The first two factors – base effects and supply and demand – could very well end up being transitory as the simple passage of time may iron out the wrinkles. That said, it’s the third factor that could drive longer-term inflation: fiscal and monetary stimulus. So far, over $5 trillion has been spent or proposed on a variety of pandemic and economic stimulus measures. The Fed also continues to buy $120 billion of bonds per month, increasing its balance sheet and pumping liquidity into the system. Although there seems to be some discussion about tapering those purchases, it’s still only in the conversation phase.
Turning the Titanic
In addition to supporting maximum employment, managing inflation is a central mandate of the Federal Reserve. And just like investors, this is a problem that the Fed has not had to deal with in decades. So much so that the Fed changed its approach last year to target an average inflation rate over a longer period, rather than put too much weight on any one reading.

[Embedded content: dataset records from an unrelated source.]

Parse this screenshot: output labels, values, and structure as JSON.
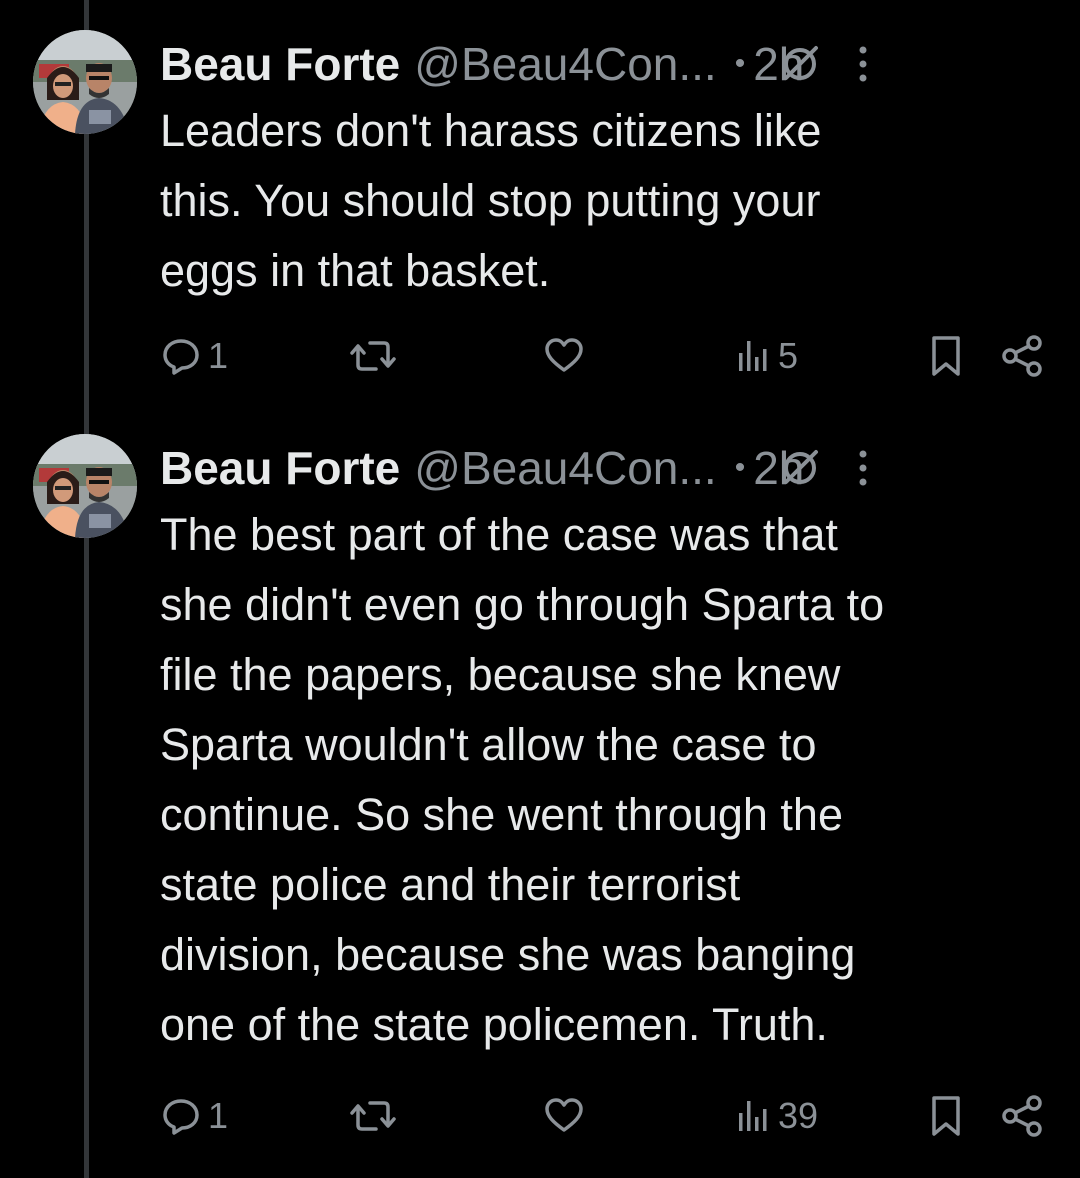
{
  "tweets": [
    {
      "author": {
        "display_name": "Beau Forte",
        "handle": "@Beau4Con...",
        "avatar": "avatar-photo"
      },
      "separator": "•",
      "time": "2h",
      "text": "Leaders don't harass citizens like\nthis.  You should stop putting your\neggs in that basket.",
      "metrics": {
        "replies": "1",
        "reposts": "",
        "likes": "",
        "views": "5"
      },
      "icons": [
        "grok-icon",
        "more-icon",
        "reply-icon",
        "repost-icon",
        "heart-icon",
        "views-icon",
        "bookmark-icon",
        "share-icon"
      ]
    },
    {
      "author": {
        "display_name": "Beau Forte",
        "handle": "@Beau4Con...",
        "avatar": "avatar-photo"
      },
      "separator": "•",
      "time": "2h",
      "text": "The best part of the case was that\nshe didn't even go through Sparta to\nfile the papers, because she knew\nSparta wouldn't allow the case to\ncontinue.  So she went through the\nstate police and their terrorist\ndivision, because she was banging\none of the state policemen.  Truth.",
      "metrics": {
        "replies": "1",
        "reposts": "",
        "likes": "",
        "views": "39"
      },
      "icons": [
        "grok-icon",
        "more-icon",
        "reply-icon",
        "repost-icon",
        "heart-icon",
        "views-icon",
        "bookmark-icon",
        "share-icon"
      ]
    }
  ],
  "colors": {
    "background": "#000000",
    "text_primary": "#e7e9ea",
    "text_secondary": "#8b9197",
    "thread_line": "#333639"
  }
}
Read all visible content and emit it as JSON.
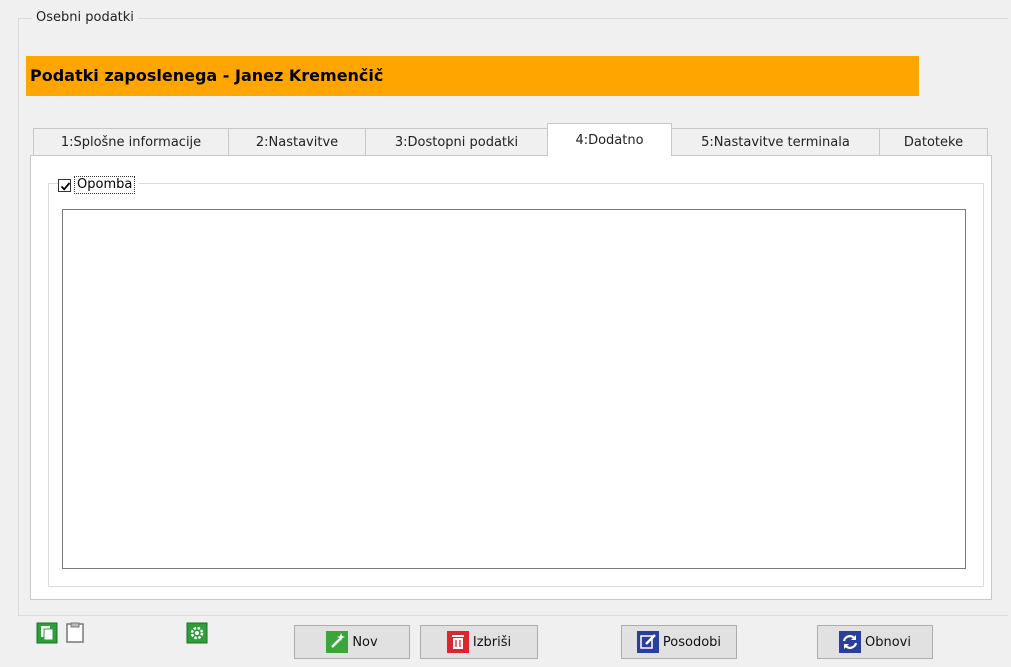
{
  "group": {
    "legend": "Osebni podatki"
  },
  "header": {
    "title": "Podatki zaposlenega - Janez Kremenčič",
    "bg_color": "#ffa500"
  },
  "tabs": [
    {
      "label": "1:Splošne informacije",
      "active": false
    },
    {
      "label": "2:Nastavitve",
      "active": false
    },
    {
      "label": "3:Dostopni podatki",
      "active": false
    },
    {
      "label": "4:Dodatno",
      "active": true
    },
    {
      "label": "5:Nastavitve terminala",
      "active": false
    },
    {
      "label": "Datoteke",
      "active": false
    }
  ],
  "note": {
    "checkbox_label": "Opomba",
    "checked": true,
    "value": ""
  },
  "toolbar": {
    "icons": [
      "copy-icon",
      "paste-icon",
      "settings-icon"
    ],
    "buttons": [
      {
        "label": "Nov",
        "icon": "new-wand-icon",
        "color": "#3aa63a"
      },
      {
        "label": "Izbriši",
        "icon": "trash-icon",
        "color": "#d9282d"
      },
      {
        "label": "Posodobi",
        "icon": "edit-icon",
        "color": "#2c3e9c"
      },
      {
        "label": "Obnovi",
        "icon": "refresh-icon",
        "color": "#2c3e9c"
      }
    ]
  }
}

At the moment, Fed officials have indicated that they are happy to wait and see, although we did get a sliver of appetite for moving the rate hike cycle forward in the last meeting. I expect the Fed to be extremely cautious in making changes to its policy and to be even more cautious in how they signal their intentions to investors. Of course, this won’t stop markets from scrutinizing the Fed’s every word, but it does give us a better chance at avoiding another “taper tantrum” like the one we saw in 2013.
Federal Reserve Balance Sheet
Sources: Clearnomics, Federal Reserve
As it stands today, market expectations and Fed guidance indicate a tapering of bond purchases beginning in 2022 and a rate hike (or two) in 2023. The exact timing is uncertain and with each new release of the dot plot, I expect the chances of a sooner rate hike to increase. Specifically, if economic data, particularly labor market data, continue to show strength, I believe a rate hike would be likely in 2022.
Although that could put pressure on high growth stocks and cause wobbles in the market if and when the Fed’s narrative changes, the reality is that most investors should neither fight the Fed nor fear the Fed. If tapering and tightening begin for the right reasons–i.e., because the economy is strong and inflation is persistent–financial assets can still perform well. It’s about the speed and method of changing policy, not the change itself. Markets have risen during rate hiking cycles in the past, and they can again. I view the prospect of tighter policy as a change investors will need to digest, but one that indicates our economy is on the right path.
Returning to normal rarely means returning to the exact same normal. Even as the economy recovers and bounces back, it will be different than it was before. There will be different drivers of growth, new policies for markets to navigate, and transitions for businesses to make. That said, I am optimistic about the resilience of the US economy and hopeful that markets can enjoy a pleasantly calm second half.